If I had read Children of the Ice Age 12 years ago when it was first published it probably would have garnered four stars. In 2008, many of the topics Steven Stanley takes up are now accepted wisdom, such as the idea that hominids arose out of australopithecine populations isolated from their native forests in east Africa by drastic climatic change. Or that the hominid lineage is more a bush than a tree, with a host of branchings and not enough fossil evidence in most cases to make more than an educated guess as to the relationships among them.
Stanley is also (at least when he wrote the book) a strong advocate of Eldredge and Gould's theory of punctuated equilibrium (briefly: Evolution occurs in relatively brief spurts of intense change brought on by isolation or drastic environmental changes; species equilibrium is punctuated by evolutionary change). I gather from my reading that the theory is not universally accepted; certainly not as the sole mechanism of evolutionary change. As we are discovering, the mechanisms that direct evolution are myriad and, at the moment, unfathomably complex (but knowable - take that "intelligent" design!).
That said, this is still a well written, comprehensive account of human evolution whose ideas may no longer be "cutting edge" but have become the new standard (it's not as if you're reading an anthro textbook from 1920...). Namely:
1. The large hominid brain is the product of an abrupt geological transition that radically altered the landscape of east Africa.
2. The hominid genus is the result of a fortuitous (for us) environmental catastrophe (the Ice Age).
3. That climate change can be traced to a specific geological event (the rise of the Panama isthmus and subsequent alteration of ocean currents in Stanley's view.
4. The human species is a result of evolutionary compromises to accommodate an enormous brain and rapid neonatal development, among other problems unique to our species.
There are a couple of sections where I actually did learn something new. Stanley has a good explanation about brain evolution - why it happened and how the brain developed, and he brings up a theme that I had nevered encountered before: "The big brain of Homo came into being not because such an organ became useful for the first time but because its evolution became possible for the first time." (p. 143f.) He also has one of the clearest & most comprehensive explanation of the various hominid species that we've discovered. (p. 188f.) Finally, he posits that the emergence of Panama (which cut off the Atlantic from the Pacific and altered ocean currents) brought on the current cycle of ice ages and, ultimately, engendered humans. (p. 180f.)
Of course, Stanley can't address the wealth of new information that's developed over the last decade (particularly in relations to genetics and language) but I would still recommend it to anyone who's newly interested in the subject, and, as I discovered, even those well versed might learn something new or be asked to look at old data in a new way - never a bad thing for a book to achieve.

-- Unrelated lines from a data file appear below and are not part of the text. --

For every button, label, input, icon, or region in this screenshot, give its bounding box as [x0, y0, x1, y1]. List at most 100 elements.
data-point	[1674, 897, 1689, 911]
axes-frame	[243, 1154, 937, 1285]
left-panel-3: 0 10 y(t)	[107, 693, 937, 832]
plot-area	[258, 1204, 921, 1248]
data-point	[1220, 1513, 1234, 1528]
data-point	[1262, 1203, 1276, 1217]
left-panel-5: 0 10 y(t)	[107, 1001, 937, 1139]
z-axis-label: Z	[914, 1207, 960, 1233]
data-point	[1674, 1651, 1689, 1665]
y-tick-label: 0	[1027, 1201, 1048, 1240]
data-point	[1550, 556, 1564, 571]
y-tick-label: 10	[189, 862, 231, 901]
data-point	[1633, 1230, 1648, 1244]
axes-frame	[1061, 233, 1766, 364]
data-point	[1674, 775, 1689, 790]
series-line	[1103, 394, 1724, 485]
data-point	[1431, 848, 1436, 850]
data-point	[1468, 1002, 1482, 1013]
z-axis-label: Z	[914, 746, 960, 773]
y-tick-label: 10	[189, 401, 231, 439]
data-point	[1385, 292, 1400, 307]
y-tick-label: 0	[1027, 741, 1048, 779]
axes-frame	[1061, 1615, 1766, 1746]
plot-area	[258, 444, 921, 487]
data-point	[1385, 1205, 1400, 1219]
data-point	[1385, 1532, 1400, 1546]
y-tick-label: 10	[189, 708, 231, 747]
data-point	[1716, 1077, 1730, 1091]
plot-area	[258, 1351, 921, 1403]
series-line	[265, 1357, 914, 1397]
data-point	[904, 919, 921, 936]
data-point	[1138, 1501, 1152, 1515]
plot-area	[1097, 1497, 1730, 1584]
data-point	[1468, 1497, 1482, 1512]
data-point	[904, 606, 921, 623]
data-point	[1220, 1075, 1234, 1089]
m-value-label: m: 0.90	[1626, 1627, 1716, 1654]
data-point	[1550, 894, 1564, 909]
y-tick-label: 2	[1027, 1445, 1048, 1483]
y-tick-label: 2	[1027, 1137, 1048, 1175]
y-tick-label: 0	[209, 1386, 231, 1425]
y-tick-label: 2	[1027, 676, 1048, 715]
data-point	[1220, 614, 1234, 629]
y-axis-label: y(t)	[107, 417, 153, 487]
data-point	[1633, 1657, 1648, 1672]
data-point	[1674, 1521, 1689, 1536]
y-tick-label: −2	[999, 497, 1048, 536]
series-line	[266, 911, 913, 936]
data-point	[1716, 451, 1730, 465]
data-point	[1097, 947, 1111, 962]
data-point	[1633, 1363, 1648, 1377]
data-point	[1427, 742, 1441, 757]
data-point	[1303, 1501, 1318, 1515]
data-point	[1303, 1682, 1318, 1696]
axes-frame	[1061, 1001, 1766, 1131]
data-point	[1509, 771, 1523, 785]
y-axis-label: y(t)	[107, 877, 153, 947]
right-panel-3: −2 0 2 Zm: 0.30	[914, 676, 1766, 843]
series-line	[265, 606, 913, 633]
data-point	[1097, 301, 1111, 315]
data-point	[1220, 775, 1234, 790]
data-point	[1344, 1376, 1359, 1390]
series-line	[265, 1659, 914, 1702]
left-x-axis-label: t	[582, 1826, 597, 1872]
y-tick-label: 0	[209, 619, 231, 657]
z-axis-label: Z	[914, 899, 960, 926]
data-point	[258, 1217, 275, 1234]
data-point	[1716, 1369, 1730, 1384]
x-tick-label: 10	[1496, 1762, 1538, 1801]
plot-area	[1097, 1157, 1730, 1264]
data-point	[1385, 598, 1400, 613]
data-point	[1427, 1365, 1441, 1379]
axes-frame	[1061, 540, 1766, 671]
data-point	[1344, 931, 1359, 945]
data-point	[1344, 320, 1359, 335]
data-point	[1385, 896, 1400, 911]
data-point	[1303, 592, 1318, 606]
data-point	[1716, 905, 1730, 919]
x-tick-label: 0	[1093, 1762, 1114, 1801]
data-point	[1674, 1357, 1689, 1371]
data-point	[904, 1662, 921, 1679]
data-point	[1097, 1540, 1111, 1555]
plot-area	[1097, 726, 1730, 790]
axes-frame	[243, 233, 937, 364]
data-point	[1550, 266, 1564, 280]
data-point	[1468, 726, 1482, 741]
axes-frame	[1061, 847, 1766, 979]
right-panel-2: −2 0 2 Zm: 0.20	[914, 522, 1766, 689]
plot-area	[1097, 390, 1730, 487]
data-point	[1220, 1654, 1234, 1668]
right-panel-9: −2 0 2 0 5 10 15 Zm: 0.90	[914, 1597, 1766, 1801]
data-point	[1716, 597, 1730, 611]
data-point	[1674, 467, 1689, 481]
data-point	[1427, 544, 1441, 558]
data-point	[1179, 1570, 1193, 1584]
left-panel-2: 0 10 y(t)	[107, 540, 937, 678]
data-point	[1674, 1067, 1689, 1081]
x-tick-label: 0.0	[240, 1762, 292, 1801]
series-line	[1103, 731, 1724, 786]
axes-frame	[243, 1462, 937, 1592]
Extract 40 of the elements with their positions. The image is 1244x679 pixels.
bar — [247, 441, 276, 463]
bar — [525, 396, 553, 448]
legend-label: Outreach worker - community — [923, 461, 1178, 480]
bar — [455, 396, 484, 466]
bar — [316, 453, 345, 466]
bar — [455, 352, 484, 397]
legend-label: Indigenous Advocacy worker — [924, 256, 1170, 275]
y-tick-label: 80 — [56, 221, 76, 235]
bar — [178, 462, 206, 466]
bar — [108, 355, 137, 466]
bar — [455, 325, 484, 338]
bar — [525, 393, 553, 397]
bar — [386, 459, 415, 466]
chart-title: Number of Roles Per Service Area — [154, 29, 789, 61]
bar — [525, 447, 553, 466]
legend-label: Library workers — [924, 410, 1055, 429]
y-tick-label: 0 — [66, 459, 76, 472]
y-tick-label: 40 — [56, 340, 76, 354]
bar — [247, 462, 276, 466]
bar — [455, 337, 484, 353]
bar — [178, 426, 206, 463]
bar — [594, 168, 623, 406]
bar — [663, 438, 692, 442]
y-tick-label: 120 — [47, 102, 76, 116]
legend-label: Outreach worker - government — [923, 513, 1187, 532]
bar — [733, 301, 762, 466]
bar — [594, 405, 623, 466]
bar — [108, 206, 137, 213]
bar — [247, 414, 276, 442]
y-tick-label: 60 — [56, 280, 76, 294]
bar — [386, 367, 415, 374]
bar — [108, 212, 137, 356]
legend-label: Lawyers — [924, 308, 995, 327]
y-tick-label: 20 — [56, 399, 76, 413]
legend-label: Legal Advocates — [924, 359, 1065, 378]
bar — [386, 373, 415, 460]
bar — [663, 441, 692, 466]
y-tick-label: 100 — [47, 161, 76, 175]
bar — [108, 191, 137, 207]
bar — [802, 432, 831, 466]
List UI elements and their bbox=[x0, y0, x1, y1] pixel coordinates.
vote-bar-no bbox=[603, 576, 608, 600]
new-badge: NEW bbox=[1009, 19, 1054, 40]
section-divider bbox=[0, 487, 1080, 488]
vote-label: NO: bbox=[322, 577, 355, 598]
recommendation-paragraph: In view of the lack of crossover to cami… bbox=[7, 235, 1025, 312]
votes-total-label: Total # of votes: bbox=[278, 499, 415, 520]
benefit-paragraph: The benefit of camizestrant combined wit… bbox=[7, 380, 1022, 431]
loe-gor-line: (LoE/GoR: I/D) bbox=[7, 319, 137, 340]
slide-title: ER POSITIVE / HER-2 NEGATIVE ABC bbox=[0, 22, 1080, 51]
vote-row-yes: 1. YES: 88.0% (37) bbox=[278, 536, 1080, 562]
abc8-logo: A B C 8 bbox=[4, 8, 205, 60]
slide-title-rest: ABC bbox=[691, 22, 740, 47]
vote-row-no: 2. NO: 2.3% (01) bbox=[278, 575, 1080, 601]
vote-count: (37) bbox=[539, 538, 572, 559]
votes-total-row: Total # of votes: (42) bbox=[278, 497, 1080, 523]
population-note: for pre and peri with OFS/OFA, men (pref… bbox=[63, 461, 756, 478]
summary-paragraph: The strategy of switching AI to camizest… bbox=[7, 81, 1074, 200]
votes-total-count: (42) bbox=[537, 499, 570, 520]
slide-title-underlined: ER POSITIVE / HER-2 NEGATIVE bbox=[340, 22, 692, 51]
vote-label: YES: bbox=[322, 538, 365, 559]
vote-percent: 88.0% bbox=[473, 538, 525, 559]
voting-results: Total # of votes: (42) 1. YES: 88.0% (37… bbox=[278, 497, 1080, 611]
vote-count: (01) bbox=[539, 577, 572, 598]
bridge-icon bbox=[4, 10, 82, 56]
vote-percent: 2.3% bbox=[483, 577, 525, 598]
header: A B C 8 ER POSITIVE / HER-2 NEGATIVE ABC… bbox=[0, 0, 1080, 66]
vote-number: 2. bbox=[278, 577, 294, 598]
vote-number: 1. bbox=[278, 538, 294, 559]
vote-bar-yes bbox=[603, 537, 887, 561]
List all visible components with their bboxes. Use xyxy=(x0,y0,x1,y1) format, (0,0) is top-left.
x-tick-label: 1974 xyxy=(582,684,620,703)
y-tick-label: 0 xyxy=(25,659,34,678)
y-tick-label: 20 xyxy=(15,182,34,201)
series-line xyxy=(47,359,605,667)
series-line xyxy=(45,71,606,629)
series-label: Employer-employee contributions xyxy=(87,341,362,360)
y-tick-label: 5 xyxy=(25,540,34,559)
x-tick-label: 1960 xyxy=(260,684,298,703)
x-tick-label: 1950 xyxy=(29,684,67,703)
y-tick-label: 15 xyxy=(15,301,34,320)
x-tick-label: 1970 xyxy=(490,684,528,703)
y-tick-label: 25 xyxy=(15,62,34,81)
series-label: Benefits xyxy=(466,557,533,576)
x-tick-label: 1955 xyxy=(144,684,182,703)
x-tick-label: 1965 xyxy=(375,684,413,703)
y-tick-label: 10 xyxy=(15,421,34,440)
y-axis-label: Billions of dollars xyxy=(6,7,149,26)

Meh. Stanley's presenting a pretty interesting idea here, but at this point he's a victim of his own success--this is no longer a giant bombshell. Additionally, Stanley's got a problem that I see in a lot of science books like this; he's got a 50-page idea and a book deal. That means we see a lot of tangents about stuff like hyena behavior in a chapter which probably should have just said "Australopithecines aren't very good at resisting predators and probably got eaten a lot. Exhibit A, all of these Australopithecus bones with tooth marks on them in a cave."
Overall, this should have probably been a three-star book. OK writing, interesting idea, padded a bit. But I took a star off for the first chapter, and a bit of the final chapter, which came across as being very self-aggrandizing. I mean, credit where credit is due, but the way Stanley tells it, all of science was totally befuddled about human evolution until he happened to hear about the problem one day and figure it all out in fifteen minutes. Maybe that's exactly what happened, but it gave the whole book an air of smugness which I didn't like.
My only serious complaint with the book is the prevalence of Stanley saying that lack of fossil evidence a million years+ ago doesn't negate his theories and then turning around and dismissing Neanderthals for having no fossil evidence of culture. You can't have it both ways, sir.
Also I could have done without the moralizing in the last 10 pages, I read the book to learn about ancient human species, not to read about the author's fears of science.
Other than that it's well written and reasonably easy for even the lay person to read. He does get a little dry and tedious in places, but overall it's interesting. I should note that I am not certain if he has removed Homo Habilis from the human line or not, that section was a bit muddy.
Paleoanthropology, human evolution not according to Darwin and cartoonists picturing ape, straightening and gradually becoming a human, but a bushy evolution tree, filled with casualties of environmental changes and adaptations play. Main discoveries of the human predecessors (dead branches) were reviewed one by one with explanations what went wrong and how it could be different if the situation was different.
It provides a lot of information, but this is an exceptionally boring book by style. Thorough description of what lead to the author's discovery, with constant comparisons with obsolete and incorrect theories, colorful descriptions and long lines of thought.
It may be just a different mind set. It was OK by content (3 stars on scale from bad to very good), but I don't like it at all.